Egalement dealer, l'accusé avait pris contact en 2016 avec deux mères célibataires au Nigeria, leur faisant miroiter des études en Suisse. Mais sur le trajet, les deux femmes avaient été séquestrées en Libye puis prostituées en Italie. L'une s'était échappée en direction de l'Allemagne, alors que l'autre avait rejoint la Suisse et s'était prostituée dans un appartement de Renens (VD) afin de rembourser les 25'000 francs qui lui étaient réclamés pour son voyage.
Pour asseoir son emprise, le prévenu aurait eu recours à un rituel de magie noire issu de croyances très présentes au Nigeria. Cette pratique a déjà été reconnue comme mesure de contrainte par la cour du Tribunal d’arrondissement de Lausanne dans un procès semblable en 2018.
Des chiffres en forme de pointe de l'iceberg
"On compte environ 250 victimes de traite identifiées et assistées chaque année par les services spécialisés d'aide aux victimes en Suisse, rappelle Claire Potaux Vésy, cheffe suppléante du bureau de l'Organisation internationale pour les migrations (OIM) à Berne.
"Mais on sait que ce chiffre ne correspond vraiment qu'à la pointe de l'iceberg", a-t-elle souligné lundi dans le 12h30. "C'est un crime qui se passe de façon cachée, qui est relativement difficile à identifier. La plupart des victimes sont de jeunes femmes exploitées sexuellement. Et le Nigeria est un des pays d'origine principaux, avec la Thaïlande, la Hongrie, la Roumanie ou la Bulgarie".
Et pourtant, les procès sont encore rares en Suisse. "Pour l'année 2019, il y a eu sept condamnations pour traite des personnes selon l'article 182 du Code pénal suisse", rappelle Claire Potaux Vésy. "Les années précédentes, les chiffres ont été de quatre à six condamnations. Il y a eu des années avec des chiffres un peu plus élevés - notamment 2015 avec 21 condamnations. "On voit que ce sont des chiffres qui restent relativement faibles par rapport au nombre de cas répertoriés".

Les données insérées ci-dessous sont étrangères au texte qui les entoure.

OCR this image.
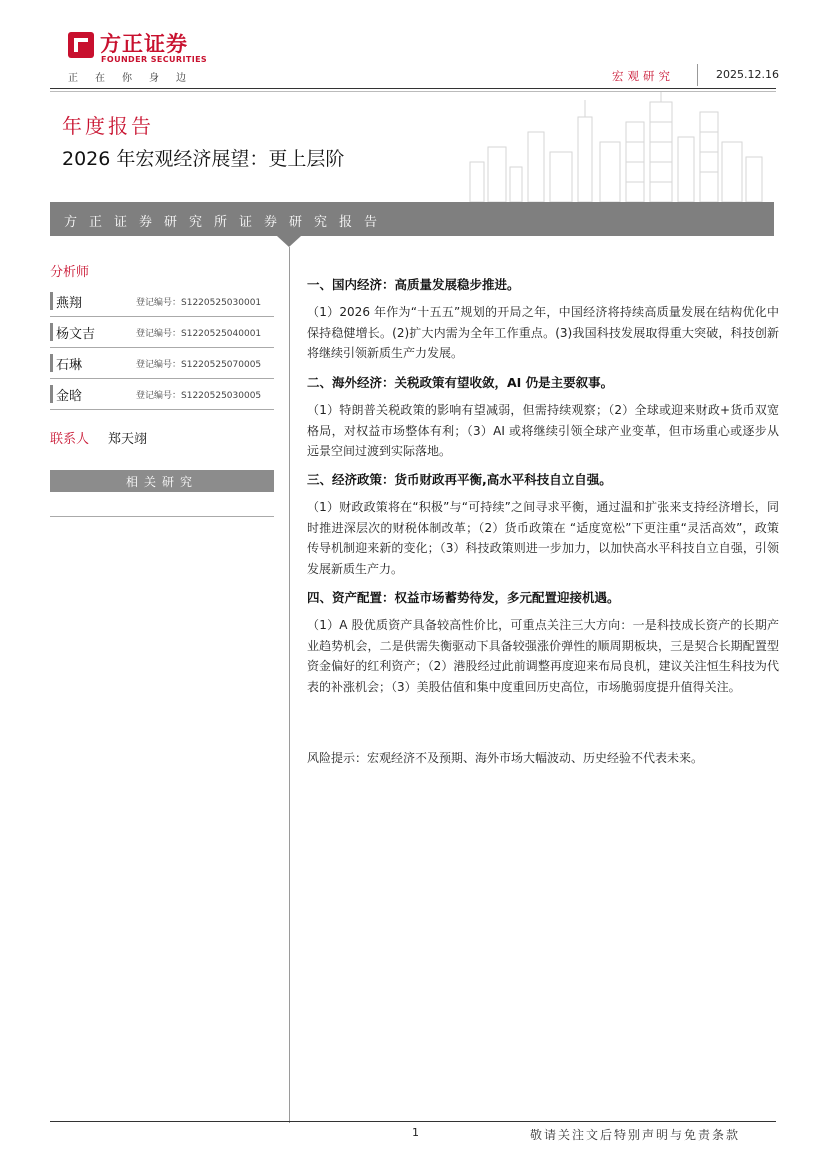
方正证券
FOUNDER SECURITIES
正在你身边	宏观研究	2025.12.16
年度报告
2026 年宏观经济展望：更上层阶
方正证券研究所证券研究报告
分析师
燕翔	登记编号：S1220525030001
杨文吉	登记编号：S1220525040001
石琳	登记编号：S1220525070005
金晗	登记编号：S1220525030005
联系人 郑天翊
相关研究
一、国内经济：高质量发展稳步推进。
（1）2026 年作为“十五五”规划的开局之年，中国经济将持续高质量发展在结构优化中保持稳健增长。(2)扩大内需为全年工作重点。(3)我国科技发展取得重大突破，科技创新将继续引领新质生产力发展。
二、海外经济：关税政策有望收敛，AI 仍是主要叙事。
（1）特朗普关税政策的影响有望减弱，但需持续观察；（2）全球或迎来财政+货币双宽格局，对权益市场整体有利；（3）AI 或将继续引领全球产业变革，但市场重心或逐步从远景空间过渡到实际落地。
三、经济政策：货币财政再平衡,高水平科技自立自强。
（1）财政政策将在“积极”与“可持续”之间寻求平衡，通过温和扩张来支持经济增长，同时推进深层次的财税体制改革；（2）货币政策在 “适度宽松”下更注重“灵活高效”，政策传导机制迎来新的变化；（3）科技政策则进一步加力，以加快高水平科技自立自强，引领发展新质生产力。
四、资产配置：权益市场蓄势待发，多元配置迎接机遇。
（1）A 股优质资产具备较高性价比，可重点关注三大方向：一是科技成长资产的长期产业趋势机会，二是供需失衡驱动下具备较强涨价弹性的顺周期板块，三是契合长期配置型资金偏好的红利资产；（2）港股经过此前调整再度迎来布局良机，建议关注恒生科技为代表的补涨机会；（3）美股估值和集中度重回历史高位，市场脆弱度提升值得关注。
风险提示：宏观经济不及预期、海外市场大幅波动、历史经验不代表未来。
1	敬请关注文后特别声明与免责条款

Un chef d'accusation compliqué à prouver
Car cette forme d'esclavagisme moderne reste difficile à prouver, en raison de sa définition relativement complexe. Pour poursuivre quelqu'un pour traite d'êtres humains, il faut réunir plusieurs éléments constitutifs précis et distincts. "Donc la plupart du temps, les condamnations sortent pour d'autres chefs d'accusation comme l'encouragement à la prostitution ou l'usure. Mais ce sont des peines bien moins élevées et qui ne correspondent pas à l'atrocité de ce crime", déplore cette spécialiste.
Les victimes ont également peur de dénoncer leurs tortionnaires en raison de possibles représailles, notamment sur les familles restées au pays. "Les victimes sont terrorisées par les réseaux criminels qui les ont exploitées", explique Claire Potaux Vésy. "Dans certains cas, par exemple en Afrique de l'Ouest, il y a des pratiques qui jouent sur les croyances locales, comme les pratiques vaudoues, par lesquelles les personnes qui exploitent les victimes font sceller des pactes ou des serments où la victime s'engage à travailler pour une personne et surtout à rembourser ses dettes en raison du voyage en Europe".